Update base_url of llama model under guardrail config section as follows.

## guardrails_config.yaml

models:
- engine: nim_patch
   model: nvidia/llama-3.2-nv-embedqa-1b-v2
   parameters:
      #base_url: http://nemo-embedding-embedding-deployment-embedding-service:8000/v1
      base_url: <new endpoint for NeMO embedding> #UPDATE

Redeploy Helm Chart

Once the edits are done, you can retar the nvidia-blueprint-vss folder.

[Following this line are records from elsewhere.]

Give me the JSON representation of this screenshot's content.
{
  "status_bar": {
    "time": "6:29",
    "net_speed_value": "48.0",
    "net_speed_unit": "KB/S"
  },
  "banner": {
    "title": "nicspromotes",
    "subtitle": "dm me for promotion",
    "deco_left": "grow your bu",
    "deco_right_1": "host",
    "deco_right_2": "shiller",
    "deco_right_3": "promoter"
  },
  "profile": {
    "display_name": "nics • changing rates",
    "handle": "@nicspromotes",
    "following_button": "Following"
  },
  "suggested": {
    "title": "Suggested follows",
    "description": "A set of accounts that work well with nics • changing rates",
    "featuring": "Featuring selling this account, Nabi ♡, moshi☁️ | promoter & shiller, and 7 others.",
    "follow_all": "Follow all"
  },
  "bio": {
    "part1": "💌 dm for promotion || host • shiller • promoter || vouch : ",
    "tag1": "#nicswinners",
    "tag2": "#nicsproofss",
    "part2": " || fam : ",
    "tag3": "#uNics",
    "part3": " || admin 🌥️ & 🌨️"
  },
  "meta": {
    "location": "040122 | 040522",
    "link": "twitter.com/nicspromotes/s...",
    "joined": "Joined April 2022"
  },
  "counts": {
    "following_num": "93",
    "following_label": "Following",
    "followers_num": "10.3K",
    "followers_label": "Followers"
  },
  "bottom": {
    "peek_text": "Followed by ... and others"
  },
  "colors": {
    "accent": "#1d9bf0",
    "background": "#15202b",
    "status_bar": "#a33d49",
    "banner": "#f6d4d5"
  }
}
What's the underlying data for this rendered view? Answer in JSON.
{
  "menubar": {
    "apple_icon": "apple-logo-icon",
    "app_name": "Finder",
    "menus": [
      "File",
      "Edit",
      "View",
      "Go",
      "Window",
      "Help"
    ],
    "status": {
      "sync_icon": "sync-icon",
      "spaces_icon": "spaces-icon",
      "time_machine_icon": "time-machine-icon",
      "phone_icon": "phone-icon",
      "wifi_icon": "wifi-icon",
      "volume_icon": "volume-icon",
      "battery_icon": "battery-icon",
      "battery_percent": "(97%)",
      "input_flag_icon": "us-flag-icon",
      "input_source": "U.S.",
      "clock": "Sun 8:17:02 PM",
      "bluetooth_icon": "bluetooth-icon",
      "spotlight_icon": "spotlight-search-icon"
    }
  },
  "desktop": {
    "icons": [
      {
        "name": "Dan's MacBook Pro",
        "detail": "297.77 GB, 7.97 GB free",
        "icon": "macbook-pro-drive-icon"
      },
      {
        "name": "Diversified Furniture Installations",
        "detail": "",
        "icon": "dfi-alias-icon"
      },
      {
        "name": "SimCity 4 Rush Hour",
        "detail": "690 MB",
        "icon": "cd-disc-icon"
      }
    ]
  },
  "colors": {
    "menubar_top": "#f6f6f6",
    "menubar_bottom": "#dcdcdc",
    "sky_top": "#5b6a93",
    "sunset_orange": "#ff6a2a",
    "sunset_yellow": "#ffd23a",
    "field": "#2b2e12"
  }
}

tar -czf nvidia-blueprint-vss-2.2.0.tgz nvidia-blueprint-vss

Then follow the deployment section in the quickstart guide to launch the modified helm chart.

Using NIMs from build.nvidia.com#

By default, VSS deploys all the dependent NIMs as part of the blueprint. In case, you want to use NIMs from build.nvidia.com, you would need to generate an NVIDIA Personal Key using the following steps:

Log in to https://build.nvidia.com/explore/discover.
Navigate to any NIM e.g. https://build.nvidia.com/meta/llama3-70b.
Search for Get API Key on the page and click on it.
Click on Generate Key.
Store the generated API Key securely for future use.
Install the NVIDIA Personal API Key as a k8s secret.

sudo microk8s kubectl create secret generic nvidia-api-key-secret --from-literal=NVIDIA_API_KEY=<YOUR_NVIDIA_API_KEY>

Follow the steps in Remote LLM Endpoint and/or Remote NeMo Rerank and Embedding Endpoint to update the helm chart. Use base_url: https://integrate.api.nvidia.com/v1 for the NIMs to be used as remote.
Copy the example overrides file from Configuration Options.

Add the NVIDIA_API_KEY to the overrides.yaml file.

vss:
 applicationSpecs:
   vss-deployment:
     containers:
       vss:
         env:
         ...
         - name: NVIDIA_API_KEY
           valueFrom:
             secretKeyRef:
               name: nvidia-api-key-secret
               key: NVIDIA_API_KEY

Follow the steps in Configuration Options to install the blueprint with the overrides.